Hi all! I have a workflow that runs multiple times...
# ask-the-community
n
Hi all! I have a workflow that runs multiple times a day, each step saves its output to a certain path on gcs. each step takes the output of the previous one as an input the path is gonna be the same for all runs. Problem: passing the output directly downloads all the files from gcs path, not only the outputs of the current run. I think this is a bug.
c
Howdy
Problem: passing the output directly downloads all the files from gcs path, not only the outputs of the current run.
how are you detecting that behavior? do you see it in gcs or flyte logs? can you paste the task signatures you're working with here?
n
t1_op = Task1: output: FlyteDirectory(path.., remote_path) Task2: input: FlyteDirectory = t1_op output: FlyteDirectory(path, remote_path) Task1 actual output has only 1 file, but the remote path has 800 Task2 input is 800 files. I see them through logs
c
if task2 only needs a file, should the output of task1 be a
FlyteFile
instead of a
FlyteDirectory
?
n
thats an example task 1 is a scraper and outputs multiple files in a directory. task 2 performs some operations on the scraped files.
c
the directory at the remote path stores results from multiple runs?
n
yes.
when passed to next step, it downloads everything
c
what behavior do you expect? how should flyte detect the specific files your new run needs?
n
Copy code
op1 = task1() # op1 is FlyteDirectory with remote_path
    op2 = task2(inp=op1) # passing op1 in the same wf, should use a temporary artifact.
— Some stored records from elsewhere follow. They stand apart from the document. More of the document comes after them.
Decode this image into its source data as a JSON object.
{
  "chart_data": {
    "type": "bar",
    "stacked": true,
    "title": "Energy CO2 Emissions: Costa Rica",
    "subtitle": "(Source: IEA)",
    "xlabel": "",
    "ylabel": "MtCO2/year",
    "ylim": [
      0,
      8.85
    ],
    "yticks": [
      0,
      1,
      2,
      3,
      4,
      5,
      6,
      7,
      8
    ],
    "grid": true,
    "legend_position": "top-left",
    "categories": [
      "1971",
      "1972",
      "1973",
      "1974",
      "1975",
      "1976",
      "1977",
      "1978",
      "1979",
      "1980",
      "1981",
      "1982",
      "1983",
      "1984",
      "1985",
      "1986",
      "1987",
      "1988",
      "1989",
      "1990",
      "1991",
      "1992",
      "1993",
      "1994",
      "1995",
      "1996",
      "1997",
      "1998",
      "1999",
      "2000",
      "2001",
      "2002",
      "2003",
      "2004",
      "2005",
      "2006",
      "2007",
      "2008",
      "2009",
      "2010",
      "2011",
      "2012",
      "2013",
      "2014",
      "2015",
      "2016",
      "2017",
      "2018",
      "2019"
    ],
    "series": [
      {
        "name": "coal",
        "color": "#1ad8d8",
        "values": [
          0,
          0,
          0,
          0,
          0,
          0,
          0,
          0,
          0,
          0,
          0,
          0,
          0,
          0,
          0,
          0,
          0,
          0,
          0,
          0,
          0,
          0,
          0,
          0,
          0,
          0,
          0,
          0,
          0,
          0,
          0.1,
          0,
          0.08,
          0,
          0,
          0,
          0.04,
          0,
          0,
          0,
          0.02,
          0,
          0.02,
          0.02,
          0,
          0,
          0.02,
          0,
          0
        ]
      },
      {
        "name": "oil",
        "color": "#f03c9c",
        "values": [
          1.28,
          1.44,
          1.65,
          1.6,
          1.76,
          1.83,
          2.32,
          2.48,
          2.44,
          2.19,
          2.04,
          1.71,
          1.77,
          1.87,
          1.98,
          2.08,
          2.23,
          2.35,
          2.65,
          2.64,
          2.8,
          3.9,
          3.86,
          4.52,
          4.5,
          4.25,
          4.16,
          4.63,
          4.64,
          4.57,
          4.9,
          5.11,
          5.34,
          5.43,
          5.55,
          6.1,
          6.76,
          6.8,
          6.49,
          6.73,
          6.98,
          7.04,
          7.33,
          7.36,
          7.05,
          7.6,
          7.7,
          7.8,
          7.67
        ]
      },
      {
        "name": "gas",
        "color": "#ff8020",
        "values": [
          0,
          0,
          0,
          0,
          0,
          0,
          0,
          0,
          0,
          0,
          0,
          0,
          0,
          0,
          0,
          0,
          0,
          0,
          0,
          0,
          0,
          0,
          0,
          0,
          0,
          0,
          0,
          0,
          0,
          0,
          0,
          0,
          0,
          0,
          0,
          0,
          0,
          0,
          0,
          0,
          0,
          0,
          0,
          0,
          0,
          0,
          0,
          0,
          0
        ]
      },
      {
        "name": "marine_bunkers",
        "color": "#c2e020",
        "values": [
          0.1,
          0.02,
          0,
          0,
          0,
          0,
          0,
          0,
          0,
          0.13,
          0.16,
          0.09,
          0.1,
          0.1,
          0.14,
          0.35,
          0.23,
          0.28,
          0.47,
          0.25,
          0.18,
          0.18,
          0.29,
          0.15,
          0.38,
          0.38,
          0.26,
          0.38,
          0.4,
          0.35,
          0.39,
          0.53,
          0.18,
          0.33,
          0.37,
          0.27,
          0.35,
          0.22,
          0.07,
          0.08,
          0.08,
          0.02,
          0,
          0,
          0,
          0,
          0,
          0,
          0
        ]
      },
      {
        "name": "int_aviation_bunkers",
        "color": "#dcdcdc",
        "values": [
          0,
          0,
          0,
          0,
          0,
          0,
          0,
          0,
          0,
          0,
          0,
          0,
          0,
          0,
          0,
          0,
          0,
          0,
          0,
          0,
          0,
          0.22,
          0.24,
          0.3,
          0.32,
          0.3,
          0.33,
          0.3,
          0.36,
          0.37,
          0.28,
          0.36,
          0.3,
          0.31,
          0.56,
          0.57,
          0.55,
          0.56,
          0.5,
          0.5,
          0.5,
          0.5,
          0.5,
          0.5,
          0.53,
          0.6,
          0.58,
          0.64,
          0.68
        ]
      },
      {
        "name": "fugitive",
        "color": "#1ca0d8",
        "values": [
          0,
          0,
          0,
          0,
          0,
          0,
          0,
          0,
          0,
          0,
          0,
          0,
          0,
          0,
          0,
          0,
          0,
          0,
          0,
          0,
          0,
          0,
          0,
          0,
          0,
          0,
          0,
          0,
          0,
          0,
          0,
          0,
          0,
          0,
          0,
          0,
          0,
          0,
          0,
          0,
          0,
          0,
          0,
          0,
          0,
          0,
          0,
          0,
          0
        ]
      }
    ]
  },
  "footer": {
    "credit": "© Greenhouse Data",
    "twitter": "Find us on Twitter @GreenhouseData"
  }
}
this way, u cannot return any remote directory if its an input to the next task because it not reliable
c
how are you creating remote_path? the aws and azure implementations do create subdirectories per run, which can be accessed with
current_context().working_directory
in the python flytekit. (and i think this fs behavior is cloud agnostic, so should be the same for gcs. but a flyte contributor might need to confirm that)
n
We save data directly to a datasets bucket, remote_path is like this gs://bucket_name/path/to/output
if no remote_path is used, another bucket is used by default for "temporary" artifacts, which is tied to execution id and current context
c
you're unable to use the default temp execution-specific directory for passing data between tasks?
n
I can, but i wanna save the output to a custom bucket.
c
it might be best to solve that independently of passing data between tasks. e.g., an archive task and a process results task. the docs for
FlyteDirectory
have a warning about what you are seeing:
Copy code
This class should not be used on very large datasets, as merely listing the dataset will cause
        the entire dataset to be downloaded. Listing on S3 and other backend object stores is not consistent
        and we should not need data to be downloaded to list.
n
I see, thanks